Concededly the Advisory Council procedures published at 36 C.F.R. § 800 are based on the authority of Executive Order 11593 and NEPA as well as NHPA. The administrative construction is nevertheless entitled to some weight in interpreting NHPA, for the Advisory Council’s elaboration of “undertaking,” “effect,” and other terms of NHPA § 106 reveals an intent to define the scope of that statute’s protections. Moreover, even the Council’s 1972 procedures, adopted on the sole authority of NHPA, define “undertaking” broadly. 37 Fed.Reg. 24146 (1972).

HUD, of course, is also charged with administering NHPA, for it is the federal agency with jurisdiction over this urban renewal project under § 106. Although HUD has not officially adopted the Advisory Council procedures in 36 C.F.R. § 800, it has proposed to do so. Thus HUD’s inaction in no way contradicts the Council’s interpretation of the statute.

. See Udall v. Taliman, supra, 380 U.S. at 17-18, 85 S.Ct. 792.

. The 1846 railroad terminal in Salem, Massachusetts, one of the first such stations in the country, was, the Advisory Council’s report noted, “demolished before its significance was recognized.” Advisory Council Report on S.327, supra note 5, 1976 U.S.Code Cong. & Admin.News, p. 2455.

. The House Conference Report accepted the Senate five-year funding authorization and, without discussion, recommended approval of the Senate provisions recognizing the Advisory Council as an independent agency and making “all of the necessary changes in the National Historic Preservation Act of 1966 to accomplish this purpose . . . .” H.Conf.Rep.No. 94-1468, 94th Cong., 2d Sess. 19, 1976 U.S. Code Cong. & Admin.News, pp. 2462, 2466. The Report contains no other more direct reference to the amendment to § 106.

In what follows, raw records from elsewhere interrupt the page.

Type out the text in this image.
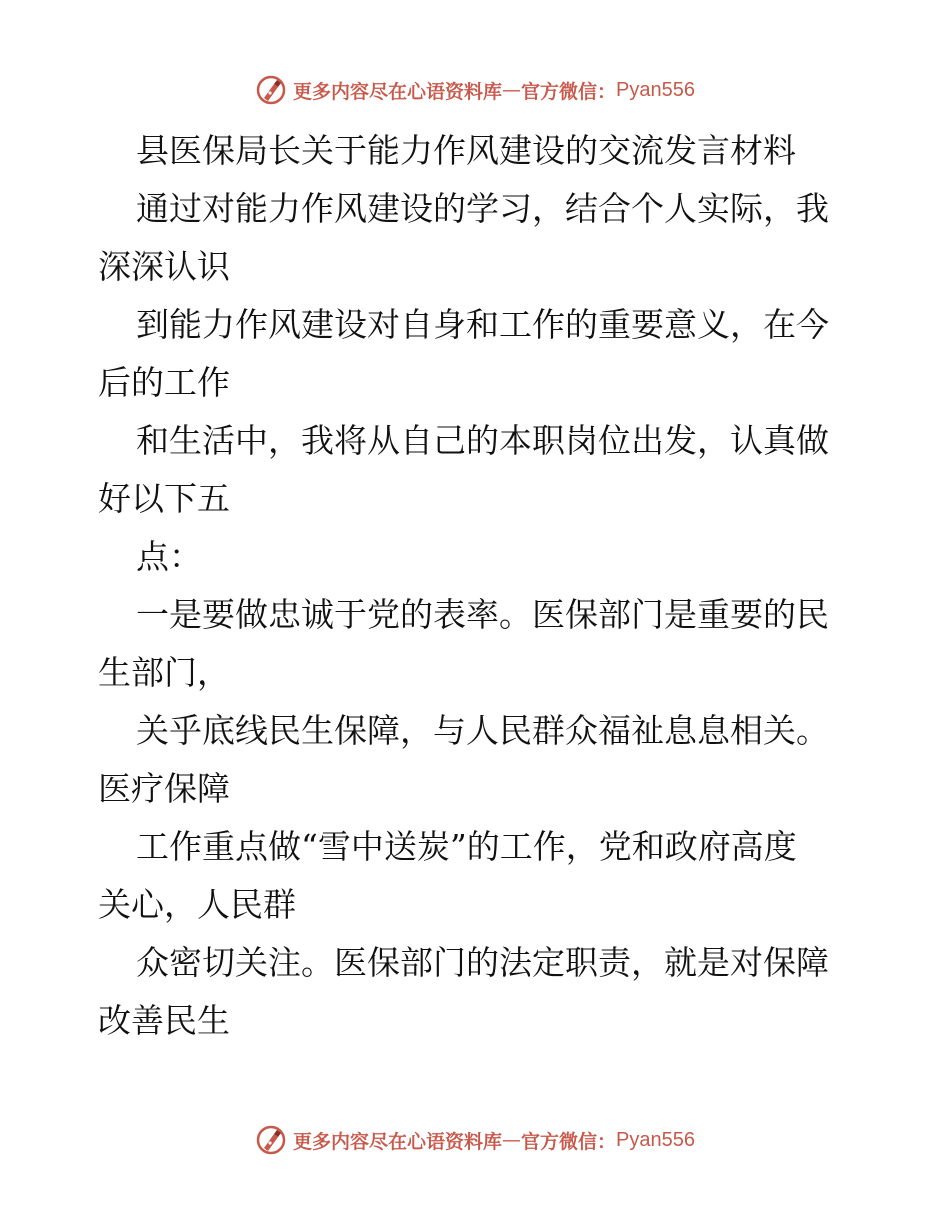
更多内容尽在心语资料库 — 官方微信： Pyan556
县医保局长关于能力作风建设的交流发言材料
通过对能力作风建设的学习，结合个人实际，我
深深认识
到能力作风建设对自身和工作的重要意义，在今
后的工作
和生活中，我将从自己的本职岗位出发，认真做
好以下五
点：
一是要做忠诚于党的表率。医保部门是重要的民
生部门，
关乎底线民生保障，与人民群众福祉息息相关。
医疗保障
工作重点做“雪中送炭”的工作，党和政府高度
关心，人民群
众密切关注。医保部门的法定职责，就是对保障
改善民生
更多内容尽在心语资料库 — 官方微信： Pyan556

. See Boys Markets, Inc. v. Retail Clerks, Local 770, 398 U.S. 235, 241-42, 90 S.Ct. 1583, 1587, 26 L.Ed.2d 199 (1970) (absent “persuasive circumstances evidencing a clear design" that congressional inaction amounts to acceptance of a judicial rule, the mere silence of Congress is not a sufficient reason for refusing to reconsider the rule),

. We do note, however, that the district court slightly overstated the procedural obligations established by Hanly v. Kleindienst, 471 F.2d 823 (2d Cir. 1972) (Hanly II), cert. denied, 412 U.S. 908, 93 S.Ct. 2290, 36 L.Ed.2d 974 (1973). Hanly II did not, as the court suggested, require a federal agency to conduct a public hearing before making its threshold determination as to whether an environmental impact statement was required. But although we did not require “a full-fledged formal hearing" in every case, we did hold that the agency "must give notice to the public of the proposed major federal action and an opportunity to submit relevant facts which might bear upon the agency’s threshold decision." Id. at 836.